To distinguish the piddlers from the real students, Hershey believes that it may be necessary to return to the system of national examinations and class ranking used during the Korean war. But he would rather see the colleges "clean their own stables." Although he is a trustee of his alma mater, Tri-State College, Hershey's philosophy of education was influenced more strongly by his early life on an Indiana farm and his long career in the army, than his days in the classroom.
He applies a strong dose of self-styled Midwestern common sense--"a big grain of salt"--to the mystique of higher learning. People who are "all loaded up with knowledge," he says gruffly, "can't tie it up in packages, can't put it to work, because they lack understanding."
Hershey praises the Peace Corps and similiar civilian organizations, but he believes that any proposals which made them substitutes for military service would be opposed by Congress. The law which established the Peace Corps specifically states that service in the Corps should not be regarded by local boards as grounds for exemption. "Until recently," says the General, "we've been able to give these Peace Corps people deferments only because we've been careful to tell Congress exactly what we've been doing and convince them we're not putting anything over on them. The rising quotas are making it more and more difficult to give deferments. We've got to live with Congress."

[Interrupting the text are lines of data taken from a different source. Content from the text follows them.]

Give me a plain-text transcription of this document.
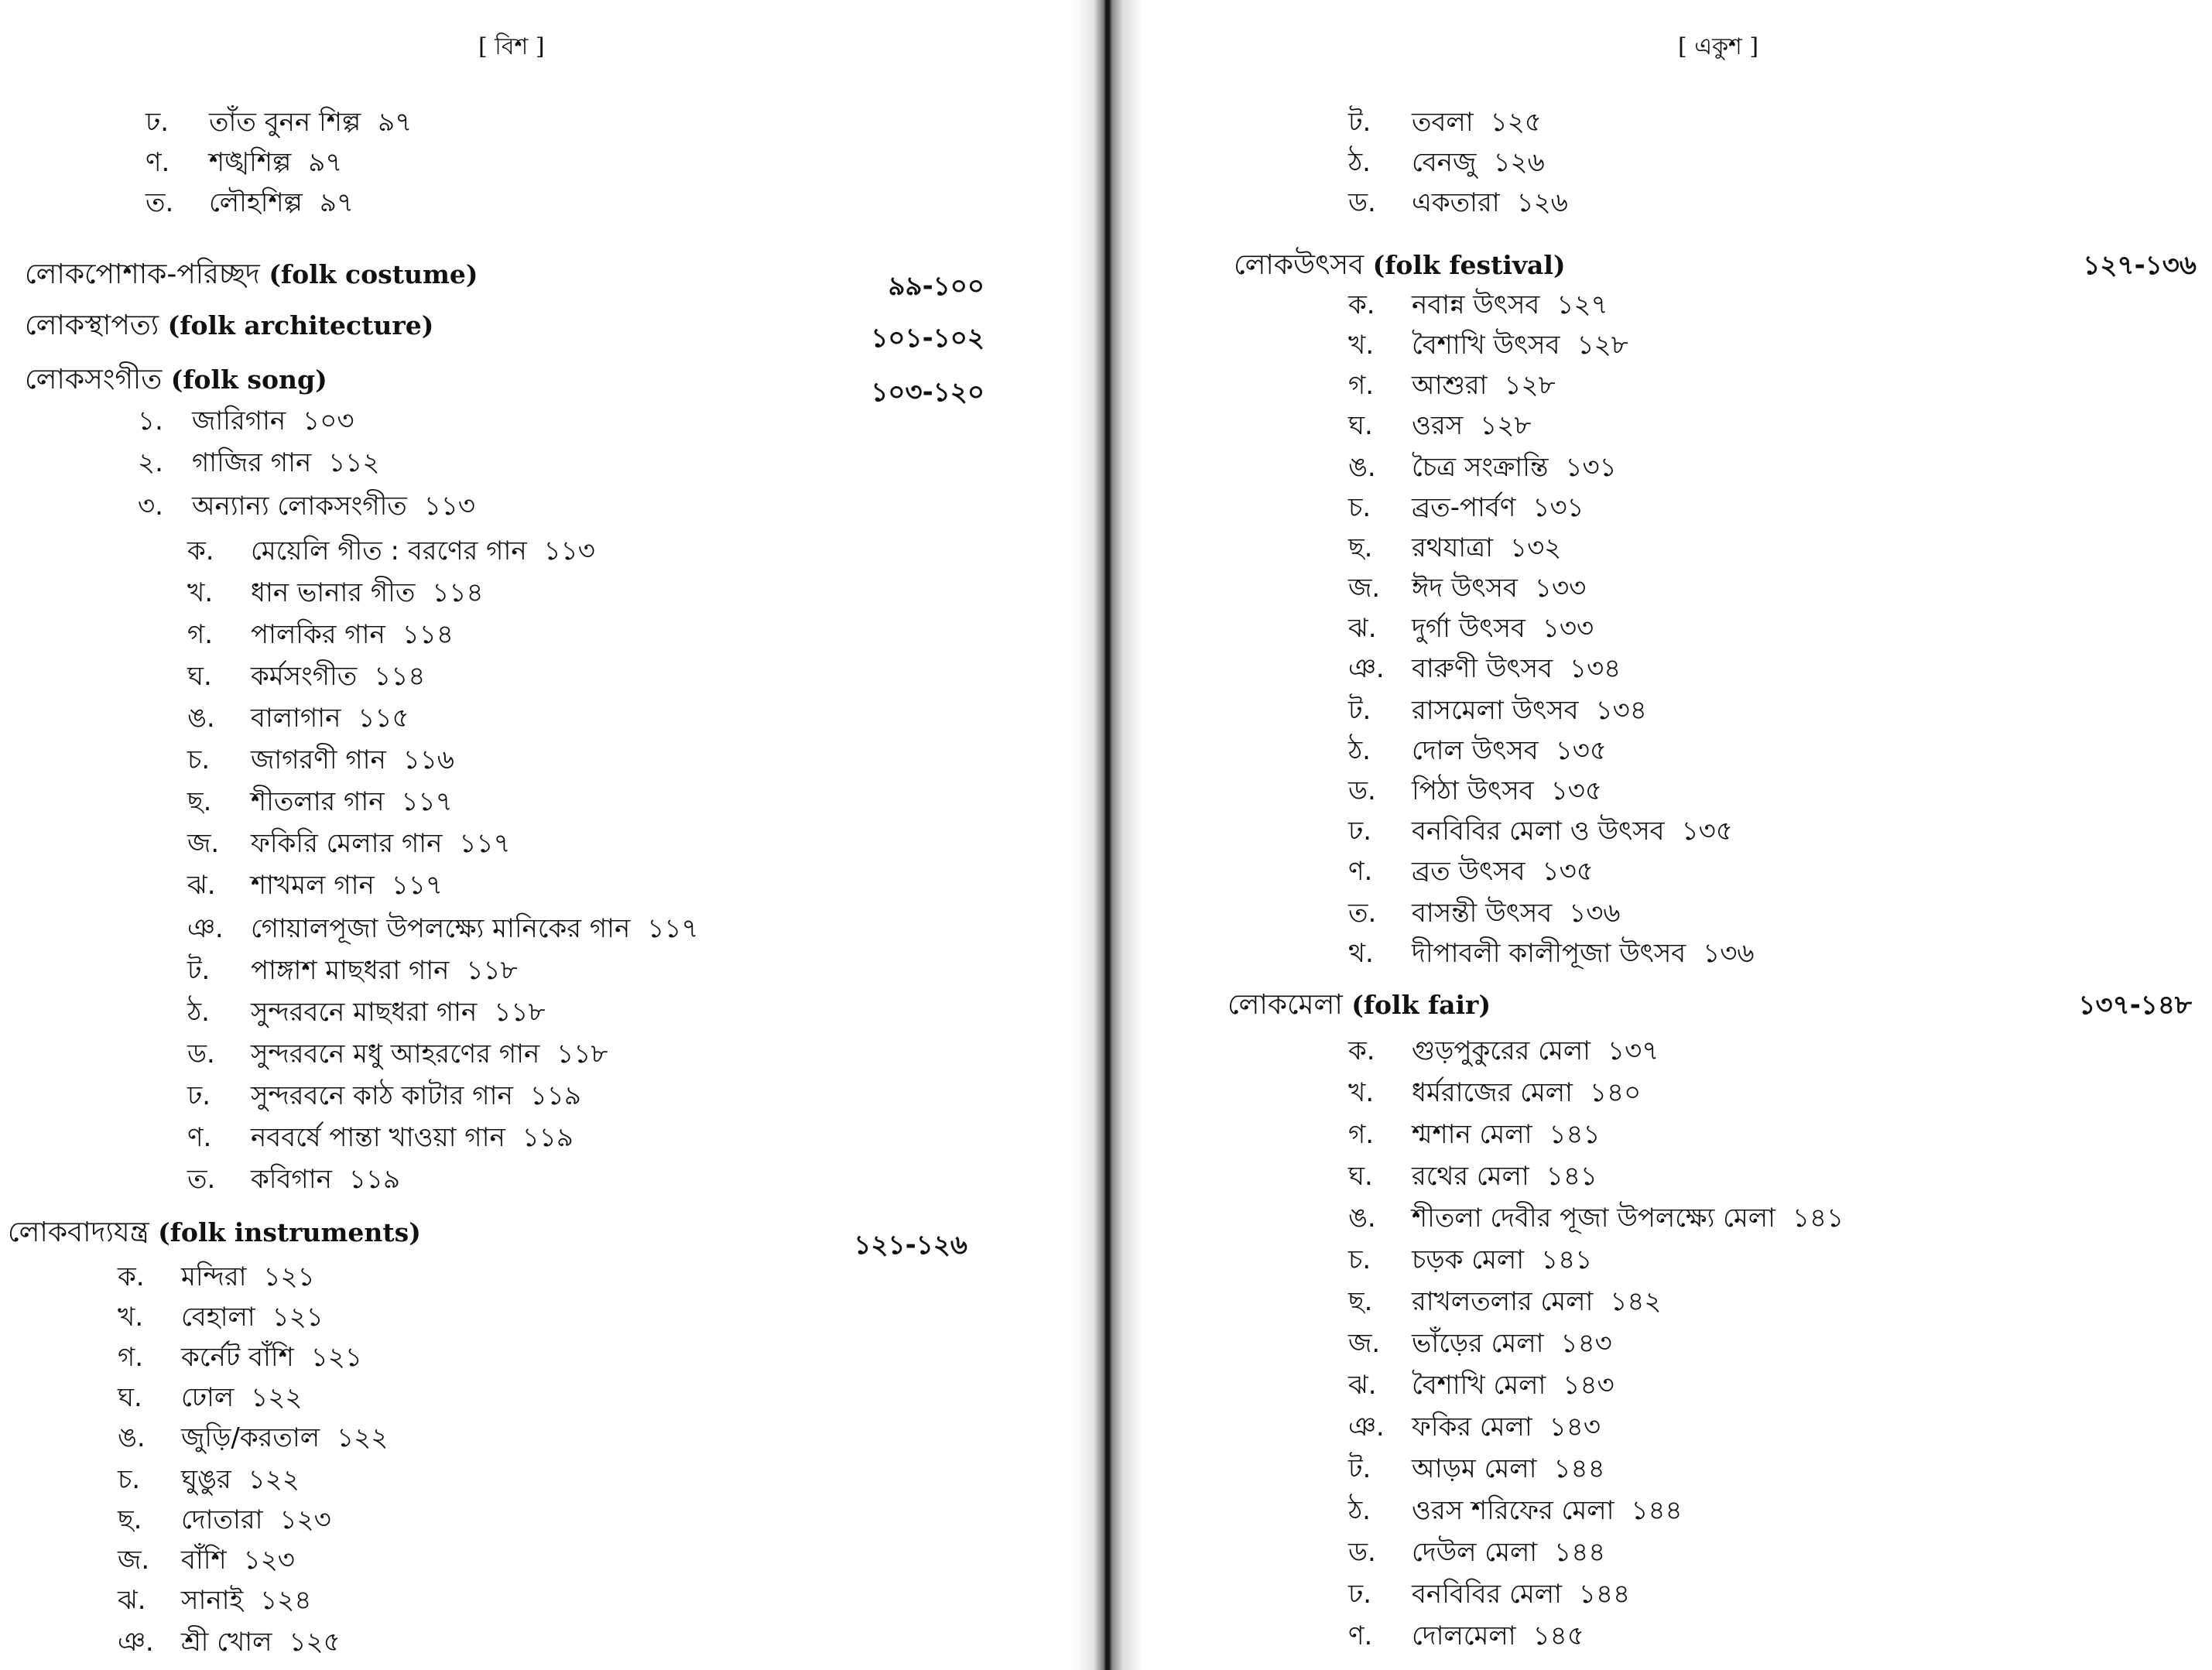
[ বিশ ]

ঢ. তাঁত বুনন শিল্প ৯৭

ণ. শঙ্খশিল্প ৯৭

ত. লৌহশিল্প ৯৭

লোকপোশাক-পরিচ্ছদ (folk costume)	৯৯-১০০
লোকস্থাপত্য (folk architecture)	১০১-১০২
লোকসংগীত (folk song)	১০৩-১২০

১. জারিগান ১০৩

২. গাজির গান ১১২

৩. অন্যান্য লোকসংগীত ১১৩

ক. মেয়েলি গীত : বরণের গান ১১৩

খ. ধান ভানার গীত ১১৪

গ. পালকির গান ১১৪

ঘ. কর্মসংগীত ১১৪

ঙ. বালাগান ১১৫

চ. জাগরণী গান ১১৬

ছ. শীতলার গান ১১৭

জ. ফকিরি মেলার গান ১১৭

ঝ. শাখমল গান ১১৭

ঞ. গোয়ালপূজা উপলক্ষ্যে মানিকের গান ১১৭

ট. পাঙ্গাশ মাছধরা গান ১১৮

ঠ. সুন্দরবনে মাছধরা গান ১১৮

ড. সুন্দরবনে মধু আহরণের গান ১১৮

ঢ. সুন্দরবনে কাঠ কাটার গান ১১৯

ণ. নববর্ষে পান্তা খাওয়া গান ১১৯

ত. কবিগান ১১৯

লোকবাদ্যযন্ত্র (folk instruments)	১২১-১২৬

ক. মন্দিরা ১২১

খ. বেহালা ১২১

গ. কর্নেট বাঁশি ১২১

ঘ. ঢোল ১২২

ঙ. জুড়ি/করতাল ১২২

চ. ঘুঙুর ১২২

ছ. দোতারা ১২৩

জ. বাঁশি ১২৩

ঝ. সানাই ১২৪

ঞ. শ্রী খোল ১২৫

[ একুশ ]

ট. তবলা ১২৫

ঠ. বেনজু ১২৬

ড. একতারা ১২৬

লোকউৎসব (folk festival)	১২৭-১৩৬

ক. নবান্ন উৎসব ১২৭

খ. বৈশাখি উৎসব ১২৮

গ. আশুরা ১২৮

ঘ. ওরস ১২৮

ঙ. চৈত্র সংক্রান্তি ১৩১

চ. ব্রত-পার্বণ ১৩১

ছ. রথযাত্রা ১৩২

জ. ঈদ উৎসব ১৩৩

ঝ. দুর্গা উৎসব ১৩৩

ঞ. বারুণী উৎসব ১৩৪

ট. রাসমেলা উৎসব ১৩৪

ঠ. দোল উৎসব ১৩৫

ড. পিঠা উৎসব ১৩৫

ঢ. বনবিবির মেলা ও উৎসব ১৩৫

ণ. ব্রত উৎসব ১৩৫

ত. বাসন্তী উৎসব ১৩৬

থ. দীপাবলী কালীপূজা উৎসব ১৩৬

লোকমেলা (folk fair)	১৩৭-১৪৮

ক. গুড়পুকুরের মেলা ১৩৭

খ. ধর্মরাজের মেলা ১৪০

গ. শ্মশান মেলা ১৪১

ঘ. রথের মেলা ১৪১

ঙ. শীতলা দেবীর পূজা উপলক্ষ্যে মেলা ১৪১

চ. চড়ক মেলা ১৪১

ছ. রাখলতলার মেলা ১৪২

জ. ভাঁড়ের মেলা ১৪৩

ঝ. বৈশাখি মেলা ১৪৩

ঞ. ফকির মেলা ১৪৩

ট. আড়ম মেলা ১৪৪

ঠ. ওরস শরিফের মেলা ১৪৪

ড. দেউল মেলা ১৪৪

ঢ. বনবিবির মেলা ১৪৪

ণ. দোলমেলা ১৪৫
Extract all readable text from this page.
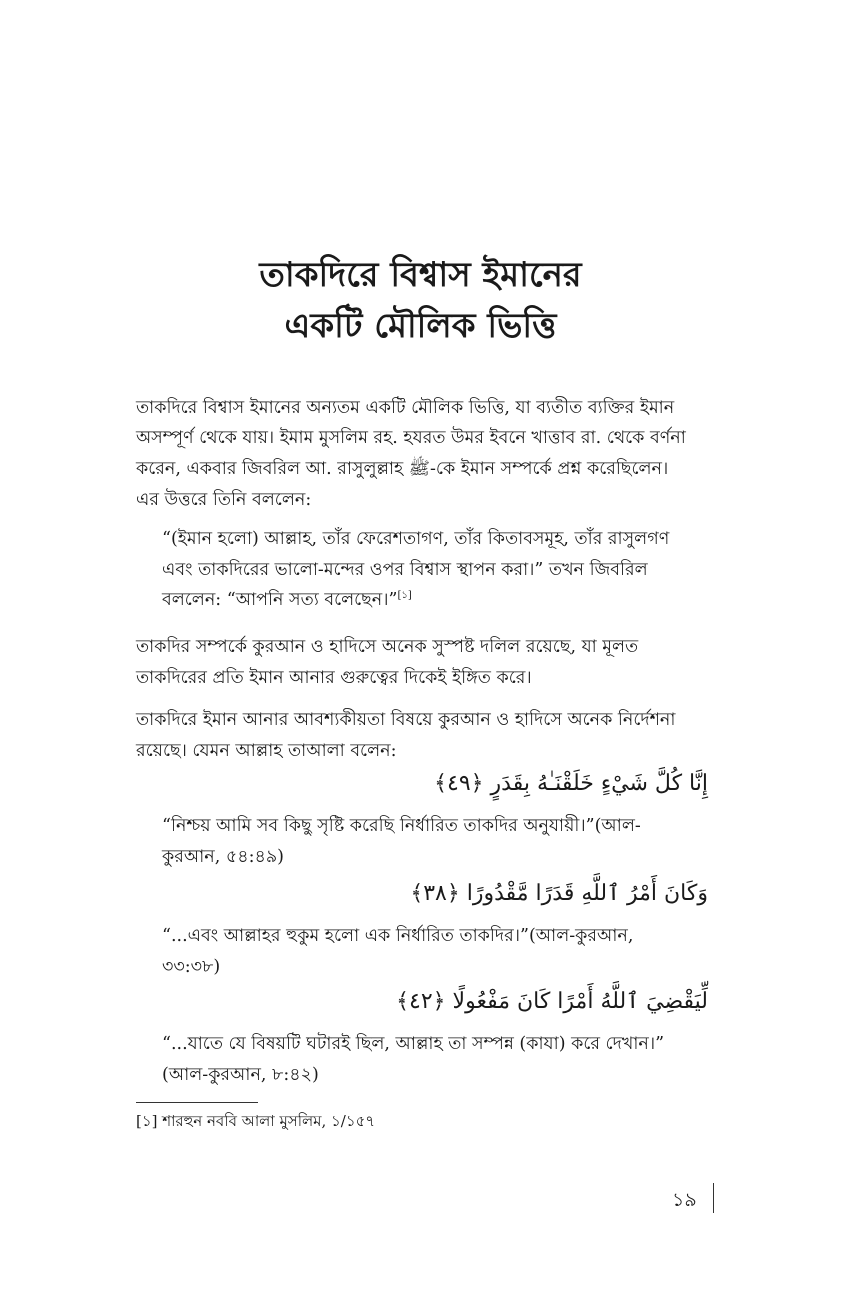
তাকদিরে বিশ্বাস ইমানের
একটি মৌলিক ভিত্তি

তাকদিরে বিশ্বাস ইমানের অন্যতম একটি মৌলিক ভিত্তি, যা ব্যতীত ব্যক্তির ইমান

অসম্পূর্ণ থেকে যায়। ইমাম মুসলিম রহ. হযরত উমর ইবনে খাত্তাব রা. থেকে বর্ণনা

করেন, একবার জিবরিল আ. রাসুলুল্লাহ ﷺ-কে ইমান সম্পর্কে প্রশ্ন করেছিলেন।

এর উত্তরে তিনি বললেন:

“(ইমান হলো) আল্লাহ, তাঁর ফেরেশতাগণ, তাঁর কিতাবসমূহ, তাঁর রাসুলগণ

এবং তাকদিরের ভালো-মন্দের ওপর বিশ্বাস স্থাপন করা।” তখন জিবরিল

বললেন: “আপনি সত্য বলেছেন।”[১]

তাকদির সম্পর্কে কুরআন ও হাদিসে অনেক সুস্পষ্ট দলিল রয়েছে, যা মূলত

তাকদিরের প্রতি ইমান আনার গুরুত্বের দিকেই ইঙ্গিত করে।

তাকদিরে ইমান আনার আবশ্যকীয়তা বিষয়ে কুরআন ও হাদিসে অনেক নির্দেশনা

রয়েছে। যেমন আল্লাহ তাআলা বলেন:

إِنَّا كُلَّ شَيْءٍ خَلَقْنَـٰهُ بِقَدَرٍ ﴿٤٩﴾

“নিশ্চয় আমি সব কিছু সৃষ্টি করেছি নির্ধারিত তাকদির অনুযায়ী।”(আল-

কুরআন, ৫৪:৪৯)

وَكَانَ أَمْرُ ٱللَّهِ قَدَرًا مَّقْدُورًا ﴿٣٨﴾

“...এবং আল্লাহর হুকুম হলো এক নির্ধারিত তাকদির।”(আল-কুরআন,

৩৩:৩৮)

لِّيَقْضِيَ ٱللَّهُ أَمْرًا كَانَ مَفْعُولًا ﴿٤٢﴾

“...যাতে যে বিষয়টি ঘটারই ছিল, আল্লাহ তা সম্পন্ন (কাযা) করে দেখান।”

(আল-কুরআন, ৮:৪২)

[১] শারহুন নববি আলা মুসলিম, ১/১৫৭

১৯
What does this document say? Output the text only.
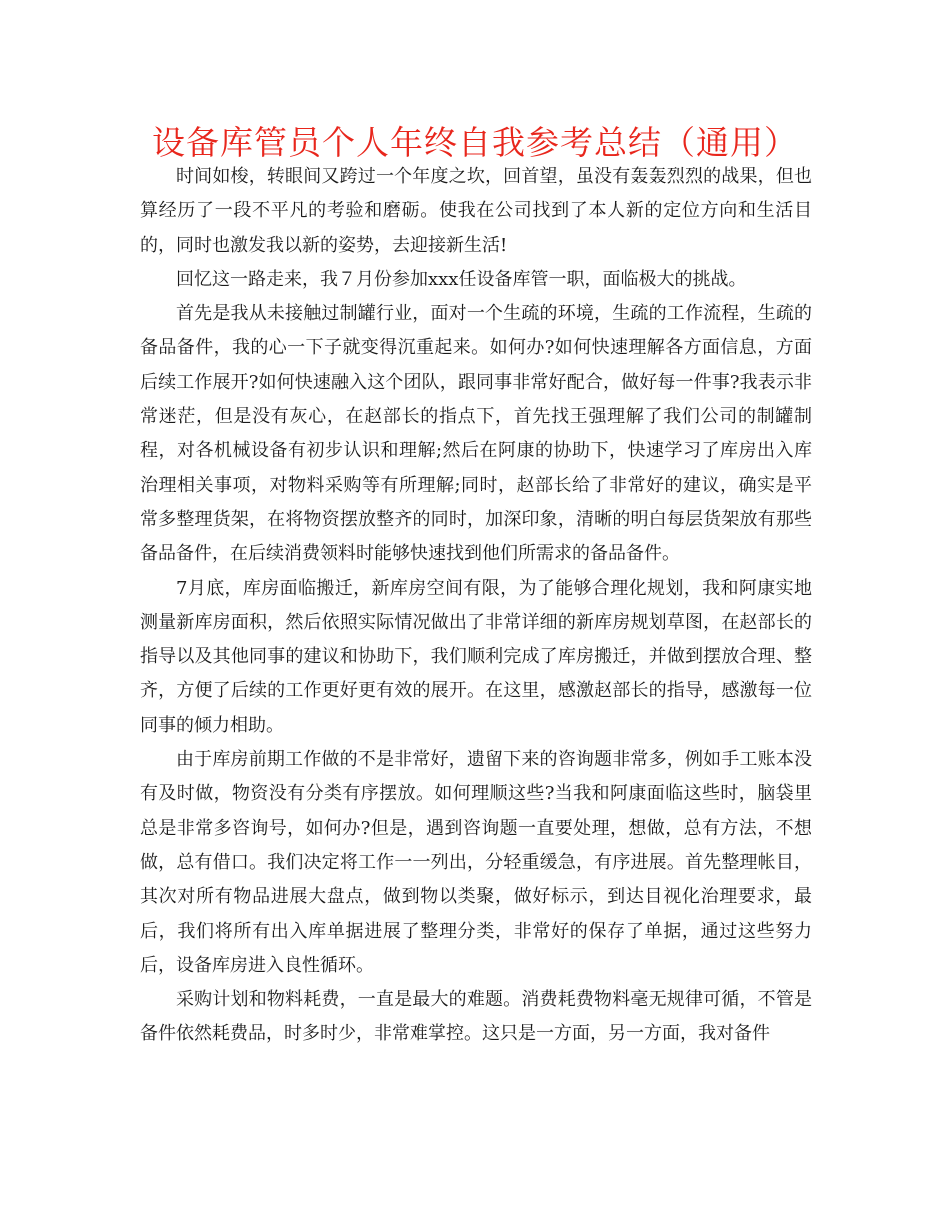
设备库管员个人年终自我参考总结（通用）

时间如梭，转眼间又跨过一个年度之坎，回首望，虽没有轰轰烈烈的战果，但也算经历了一段不平凡的考验和磨砺。使我在公司找到了本人新的定位方向和生活目的，同时也激发我以新的姿势，去迎接新生活!

回忆这一路走来，我７月份参加xxx任设备库管一职，面临极大的挑战。

首先是我从未接触过制罐行业，面对一个生疏的环境，生疏的工作流程，生疏的备品备件，我的心一下子就变得沉重起来。如何办?如何快速理解各方面信息，方面后续工作展开?如何快速融入这个团队，跟同事非常好配合，做好每一件事?我表示非常迷茫，但是没有灰心，在赵部长的指点下，首先找王强理解了我们公司的制罐制程，对各机械设备有初步认识和理解;然后在阿康的协助下，快速学习了库房出入库治理相关事项，对物料采购等有所理解;同时，赵部长给了非常好的建议，确实是平常多整理货架，在将物资摆放整齐的同时，加深印象，清晰的明白每层货架放有那些备品备件，在后续消费领料时能够快速找到他们所需求的备品备件。

7月底，库房面临搬迁，新库房空间有限，为了能够合理化规划，我和阿康实地测量新库房面积，然后依照实际情况做出了非常详细的新库房规划草图，在赵部长的指导以及其他同事的建议和协助下，我们顺利完成了库房搬迁，并做到摆放合理、整齐，方便了后续的工作更好更有效的展开。在这里，感激赵部长的指导，感激每一位同事的倾力相助。

由于库房前期工作做的不是非常好，遗留下来的咨询题非常多，例如手工账本没有及时做，物资没有分类有序摆放。如何理顺这些?当我和阿康面临这些时，脑袋里总是非常多咨询号，如何办?但是，遇到咨询题一直要处理，想做，总有方法，不想做，总有借口。我们决定将工作一一列出，分轻重缓急，有序进展。首先整理帐目，其次对所有物品进展大盘点，做到物以类聚，做好标示，到达目视化治理要求，最后，我们将所有出入库单据进展了整理分类，非常好的保存了单据，通过这些努力后，设备库房进入良性循环。

采购计划和物料耗费，一直是最大的难题。消费耗费物料毫无规律可循，不管是备件依然耗费品，时多时少，非常难掌控。这只是一方面，另一方面，我对备件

For the soldier-politician, living with Congress covers a variety of sins. In the course of a typical afternoon, Hershey tells a member of the Armed Services Committee that his constituent cases will receive special attention; attempts to persuade a local board member that participation in a March to protest the War in Vietnam is not evidence of a "draft evasion mentality" or reason for induction; and cautiously advises a nervous law school student on his "legal rights"; that's all I can give you under oath, but I'll tell you frankly son . . ."
The General has lived with the present system for most of his 72 years. I "know it has weaknesses," he says, "but everything does. And I never expected the world to be ideal. I'll leave the work of making it perfect to my successors--the boys with the computers."